Vaccine to help smokers quit tested

? Doctors are testing a radical new way to help smokers quit: a shot that “immunizes” them against the nicotine rush that fuels their addiction.

That pleasurable buzz has seduced Mario Musachia into burning through nearly half a million cigarettes in half a century.

Now the Madison man is among 300 people around the country who are testing an experimental vaccine that makes the immune system attack nicotine in much the same way it would fight a life-threatening germ.

The treatment keeps nicotine from reaching the brain, making smoking less pleasurable and theoretically, easier to give up. The small amount that still manages to get in helps to ease withdrawal, the main reason most quitters relapse.

If it works – and this has not yet been proved – the vaccine could become part of a new generation of smoking cessation treatments. They attack dependency in the brain instead of just replacing the nicotine from cigarettes in a less harmful way, like the gum, lozenges, patches and nasal sprays sold today.

One such drug, Pfizer Inc.’s Chantix, is due on the market any day now. Another, Sanofi-Aventis SA’s Acomplia, recently won approval in Europe as a weight-loss drug. If U.S. regulators follow suit, some doctors say they also will use it to help smokers quit, especially those concerned about gaining weight.

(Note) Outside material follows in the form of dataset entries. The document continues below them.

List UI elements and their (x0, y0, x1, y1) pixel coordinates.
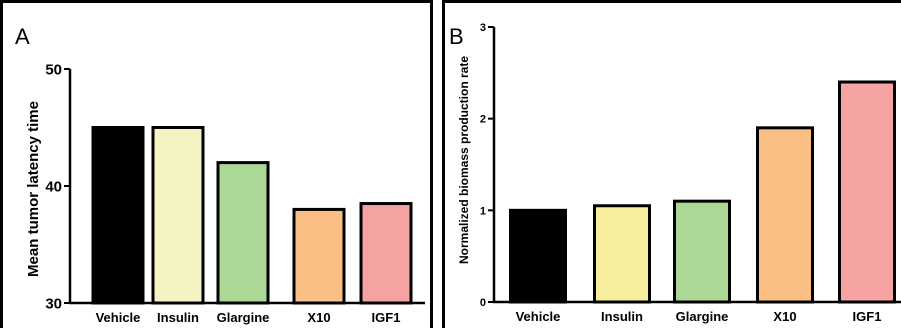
panel-b-bar-insulin (593, 204, 651, 304)
panel-a-category-label: Insulin (157, 310, 199, 325)
panel-a-y-tick-label: 40 (45, 178, 62, 195)
panel-a-bar-insulin (151, 126, 205, 305)
panel-b-y-tick-label: 2 (480, 114, 486, 126)
panel-b-category-label: Vehicle (516, 309, 561, 324)
panel-a-y-tick-label: 50 (45, 61, 62, 78)
panel-b-ylabel: Normalized biomass production rate (457, 56, 471, 264)
panel-a-bar-igf1 (359, 202, 413, 305)
panel-b-bar-igf1 (838, 80, 896, 304)
panel-b-category-labels: Vehicle Insulin Glargine X10 IGF1 (516, 309, 882, 324)
panel-b-bar-glargine (673, 199, 731, 304)
panel-a-bar-glargine (216, 161, 270, 305)
panel-a-bar-x10 (292, 207, 346, 305)
panel-b-bars (509, 80, 896, 304)
panel-a-category-label: Glargine (217, 310, 270, 325)
panel-a-y-tick-label: 30 (45, 295, 62, 312)
panel-b-y-tick-label: 0 (480, 297, 486, 309)
panel-a-y-ticks: 30 40 50 (45, 61, 70, 312)
panel-b-y-tick-label: 3 (480, 22, 486, 34)
panel-a-bar-vehicle (91, 126, 145, 305)
panel-b-category-label: IGF1 (853, 309, 882, 324)
panel-b-y-tick-label: 1 (480, 205, 486, 217)
panel-a-ylabel: Mean tumor latency time (25, 101, 42, 277)
panel-a: A Mean tumor latency time 30 40 50 Vehicle… (0, 0, 433, 328)
panel-a-category-label: IGF1 (372, 310, 401, 325)
panel-b: B Normalized biomass production rate 0 1 2… (442, 0, 901, 328)
panel-b-y-ticks: 0 1 2 3 (480, 22, 494, 309)
panel-b-category-label: X10 (773, 309, 796, 324)
panel-b-bar-x10 (756, 126, 814, 304)
panel-b-bar-vehicle (509, 208, 567, 304)
panel-b-letter: B (449, 24, 464, 49)
panel-a-bars (91, 126, 413, 305)
panel-b-category-label: Glargine (676, 309, 729, 324)
panel-a-category-label: Vehicle (96, 310, 141, 325)
panel-a-letter: A (15, 24, 30, 49)
panel-b-category-label: Insulin (601, 309, 643, 324)
panel-a-category-label: X10 (307, 310, 330, 325)
panel-a-category-labels: Vehicle Insulin Glargine X10 IGF1 (96, 310, 401, 325)
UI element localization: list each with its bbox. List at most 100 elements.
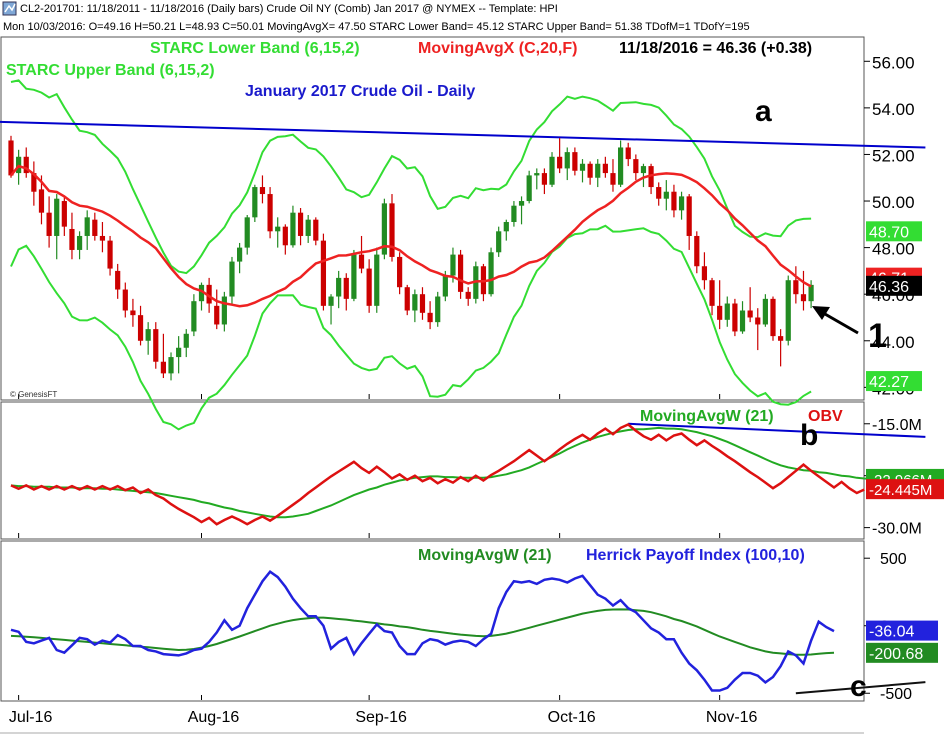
arrow-icon bbox=[812, 306, 830, 320]
legend-obv-ma: MovingAvgW (21) bbox=[640, 408, 774, 425]
candle-body bbox=[541, 173, 547, 185]
candle-body bbox=[153, 329, 159, 362]
candle-body bbox=[69, 228, 75, 250]
candle-body bbox=[107, 240, 113, 269]
trendline-b bbox=[628, 422, 926, 438]
obv-ytick-label: -15.0M bbox=[872, 417, 922, 434]
legend-starc-lower: STARC Lower Band (6,15,2) bbox=[150, 40, 360, 57]
legend-hpi-ma: MovingAvgW (21) bbox=[418, 547, 552, 564]
annotation-b: b bbox=[800, 419, 818, 452]
candle-body bbox=[229, 261, 235, 297]
candle-body bbox=[732, 303, 738, 332]
price-ytick-label: 52.00 bbox=[872, 146, 915, 165]
obv-chart bbox=[10, 422, 926, 529]
x-tick-label: Sep-16 bbox=[355, 709, 407, 726]
price-ytick-label: 54.00 bbox=[872, 100, 915, 119]
candle-body bbox=[526, 175, 532, 202]
candle-body bbox=[564, 152, 570, 169]
candle-body bbox=[435, 296, 441, 323]
candle-body bbox=[297, 212, 304, 236]
candle-body bbox=[244, 217, 250, 248]
candle-body bbox=[709, 280, 715, 306]
price-chart bbox=[0, 60, 926, 431]
candle-body bbox=[496, 231, 502, 253]
candle-body bbox=[366, 268, 372, 306]
candle-body bbox=[336, 277, 342, 297]
candle-body bbox=[305, 219, 311, 236]
obv-panel-frame bbox=[0, 401, 865, 540]
candle-body bbox=[717, 305, 723, 320]
candle-body bbox=[678, 196, 685, 211]
hpi-ma-line bbox=[10, 608, 835, 656]
candle-body bbox=[633, 159, 639, 174]
candle-body bbox=[518, 201, 525, 206]
candle-body bbox=[602, 163, 608, 174]
candle-body bbox=[762, 298, 768, 325]
legend-hpi: Herrick Payoff Index (100,10) bbox=[586, 547, 805, 564]
candle-body bbox=[701, 266, 708, 281]
candle-body bbox=[503, 221, 509, 232]
axis-value-labels: 56.0054.0052.0050.0048.0046.0044.0042.00… bbox=[866, 53, 944, 703]
candle-body bbox=[54, 198, 60, 236]
candle-body bbox=[595, 163, 601, 178]
candle-body bbox=[320, 240, 327, 306]
candle-body bbox=[8, 140, 14, 176]
candle-body bbox=[198, 284, 205, 302]
candle-body bbox=[663, 191, 669, 199]
candle-body bbox=[450, 254, 456, 276]
x-tick-label: Oct-16 bbox=[548, 709, 596, 726]
candle-body bbox=[168, 357, 174, 374]
candle-body bbox=[381, 203, 387, 255]
obv-ytick-label: -30.0M bbox=[872, 521, 922, 538]
candle-body bbox=[31, 173, 37, 192]
candle-body bbox=[313, 219, 319, 241]
candle-body bbox=[747, 310, 753, 318]
candle-body bbox=[579, 163, 586, 171]
candle-body bbox=[511, 205, 517, 222]
hpi-value-box-ma bbox=[866, 642, 938, 663]
candle-body bbox=[755, 317, 761, 325]
candle-body bbox=[252, 187, 258, 218]
candle-body bbox=[214, 305, 220, 325]
candle-body bbox=[275, 226, 281, 232]
watermark: © GenesisFT bbox=[10, 390, 57, 399]
price-panel-frame bbox=[0, 36, 865, 401]
hpi-ytick-label: -500 bbox=[880, 686, 912, 703]
candle-body bbox=[397, 256, 403, 288]
candle-body bbox=[84, 217, 90, 236]
candle-body bbox=[793, 280, 799, 295]
obv-line bbox=[10, 423, 865, 526]
candle-body bbox=[412, 294, 418, 311]
legend-starc-upper: STARC Upper Band (6,15,2) bbox=[6, 62, 215, 79]
x-tick-label: Jul-16 bbox=[9, 709, 53, 726]
candle-body bbox=[640, 166, 647, 174]
price-value-box-upper bbox=[866, 221, 922, 242]
candle-body bbox=[656, 187, 662, 199]
candle-body bbox=[145, 329, 151, 341]
starc-lower-band-line bbox=[10, 224, 812, 431]
obv-value-label-obv: -24.445M bbox=[869, 482, 932, 499]
hpi-line bbox=[10, 569, 835, 692]
candle-body bbox=[115, 270, 121, 290]
trendline-a bbox=[0, 120, 926, 149]
legend-last-value: 11/18/2016 = 46.36 (+0.38) bbox=[619, 40, 812, 57]
candle-body bbox=[206, 284, 212, 304]
legend-obv: OBV bbox=[808, 408, 843, 425]
moving-avg-line bbox=[10, 164, 812, 308]
candle-body bbox=[549, 156, 555, 185]
candle-body bbox=[389, 203, 395, 257]
candle-body bbox=[99, 235, 106, 241]
hpi-value-label-hpi: -36.04 bbox=[869, 624, 914, 641]
xaxis-area bbox=[0, 703, 945, 744]
price-value-label-upper: 48.70 bbox=[869, 224, 909, 241]
price-ytick-label: 48.00 bbox=[872, 240, 915, 259]
x-tick-label: Aug-16 bbox=[188, 709, 240, 726]
candle-body bbox=[343, 277, 349, 299]
trendline-c bbox=[795, 681, 926, 695]
candle-body bbox=[267, 194, 273, 232]
candle-body bbox=[290, 212, 296, 246]
hpi-chart bbox=[10, 557, 926, 695]
candle-body bbox=[686, 196, 692, 236]
chart-title: January 2017 Crude Oil - Daily bbox=[245, 83, 475, 100]
hpi-value-box-hpi bbox=[866, 620, 938, 641]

“The typical patient is a 30-year-old woman who says, ‘If I gain 5 pounds, I’m going back,”‘ said Dr. J. Taylor Hays, a smoking cessation expert at the Mayo Clinic in Rochester, Minn., who helped test Chantix and other treatments.

The Food and Drug Administration has granted the vaccine fast-track status, meaning it will get prompt review, and the National Institute on Drug Abuse just gave Nabi a second $4 million grant to finance the study and NicVax’s development.